Gonzalo Hurtado

Personal information
- Full name: Gonzalo Hurtado de Guinea
- Date of birth: 27 January 1948 (age 77)
- Place of birth: Madrid, Spain

Managerial career
- Years: Team
- 1981–1983: Móstoles
- 1983–1988: Rayo Majadahonda
- 1988–1989: Tomelloso
- 1989–1991: Atlético B
- 1992–1996: Toledo
- 1996: Almería
- 1998–1999: Castellón
- 1999–2000: Murcia
- 2000–2001: Getafe
- 2003–2004: Atlético Madrid (assistant)
- 2006–2010: Mallorca (assistant)
- 2010–2011: Sevilla (assistant)

= Gonzalo Hurtado =

Spanish football manager

Gonzalo Hurtado de Guinea (born 27 January 1948) is a Spanish football manager.

==Managerial career==
Born in Madrid, Hurtado began his managerial career in CF Rayo Majadahonda, and moved to Tomelloso CF in 1988. In the following year he was appointed Atlético Madrid B manager, remaining in charge until 1991.

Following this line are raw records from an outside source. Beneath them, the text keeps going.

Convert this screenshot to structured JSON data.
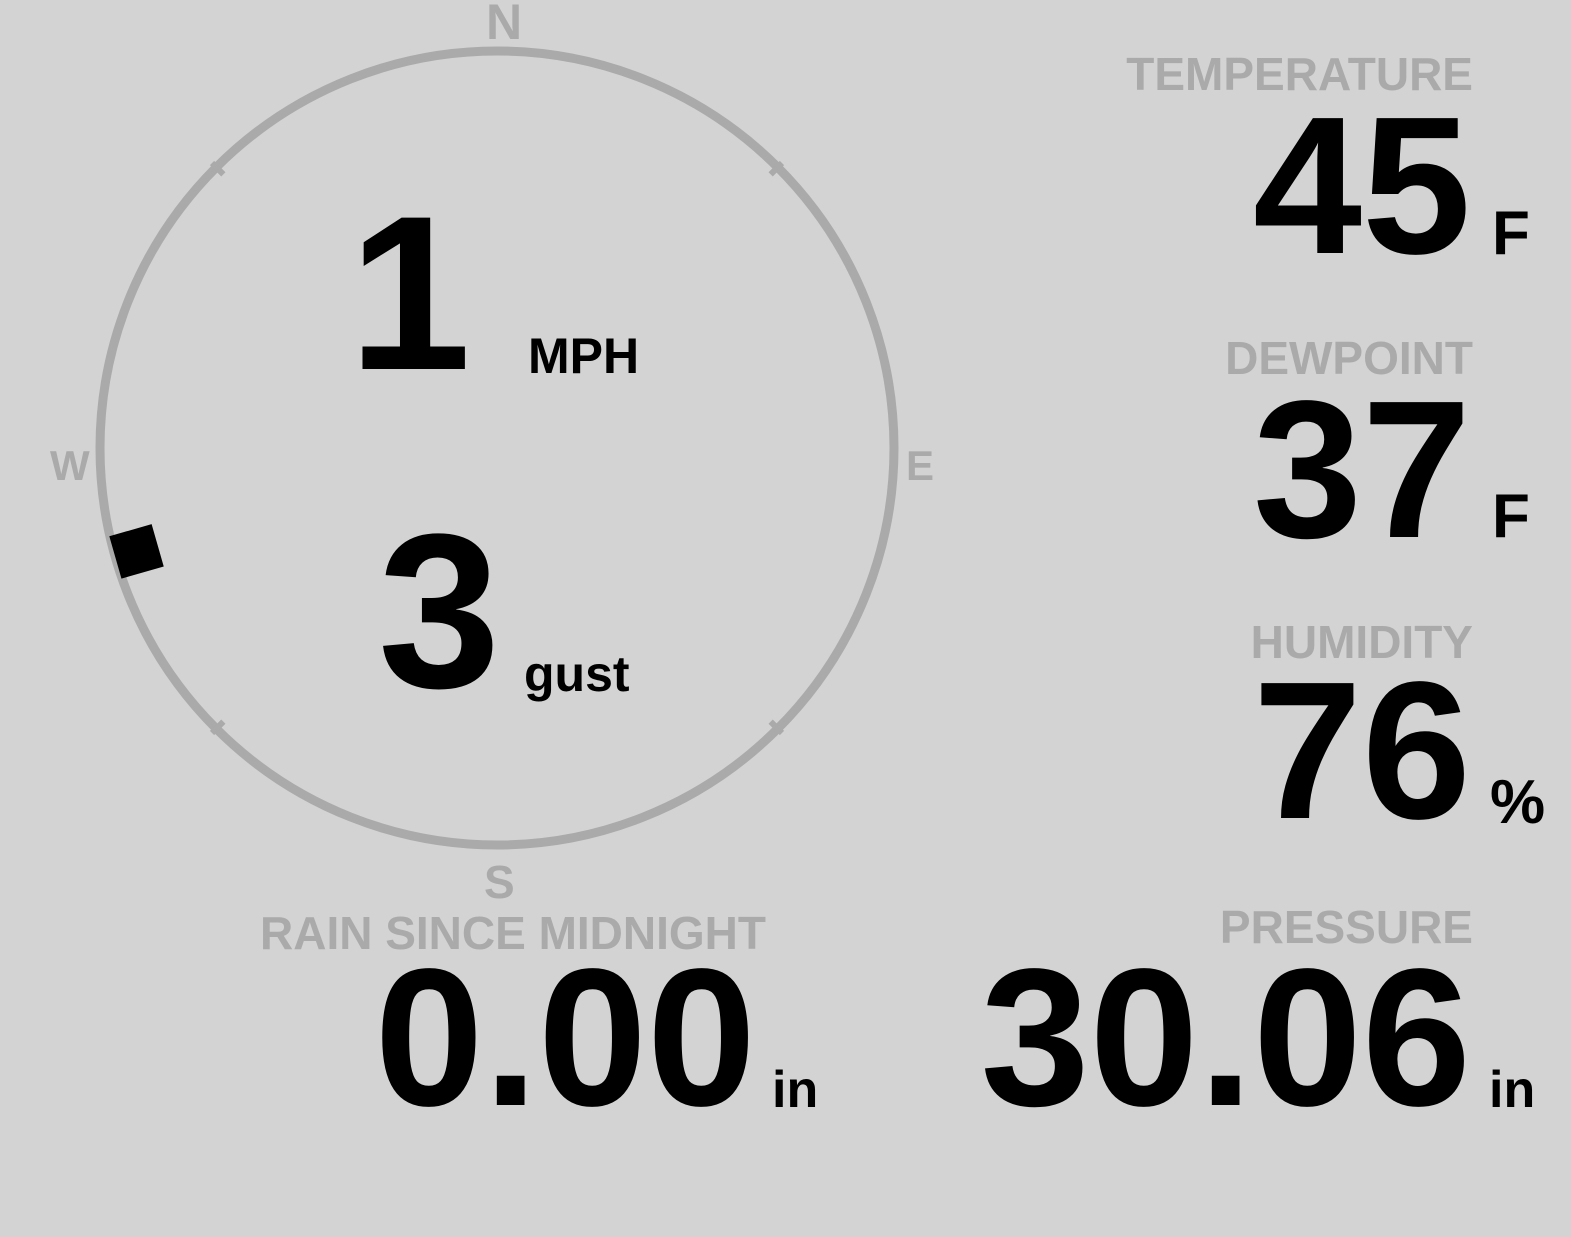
{
  "wind": {
    "speed": "1",
    "speed_unit": "MPH",
    "gust": "3",
    "gust_unit": "gust",
    "direction_deg": 254,
    "compass": {
      "n": "N",
      "e": "E",
      "s": "S",
      "w": "W"
    },
    "ring_color": "#aaaaaa"
  },
  "temperature": {
    "label": "TEMPERATURE",
    "value": "45",
    "unit": "F"
  },
  "dewpoint": {
    "label": "DEWPOINT",
    "value": "37",
    "unit": "F"
  },
  "humidity": {
    "label": "HUMIDITY",
    "value": "76",
    "unit": "%"
  },
  "rain": {
    "label": "RAIN SINCE MIDNIGHT",
    "value": "0.00",
    "unit": "in"
  },
  "pressure": {
    "label": "PRESSURE",
    "value": "30.06",
    "unit": "in"
  }
}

In the 1992 summer Hurtado was named CD Toledo manager. He led the club to the promotion from Segunda División B in his first season and also managed to finish fourth in his second, only missing out a second successive promotion in the play-offs.

In 1996 Hurtado was appointed at the helm of fellow league team UD Almería. After only having two league wins in 11 games, he was relieved from his duties.

Hurtado was appointed at CD Castellón in 1998, finishing only ninth in the campaign. He was named Real Murcia manager in the following year, and led the club to its Segunda División return after a six-year absence.

In late December 2000 Hurtado was appointed Getafe CF manager, and left the club in the end of the season, after suffering team relegation. In 2003, he became Gregorio Manzano's assistant at Atlético Madrid, and maintained his role at RCD Mallorca and Sevilla FC.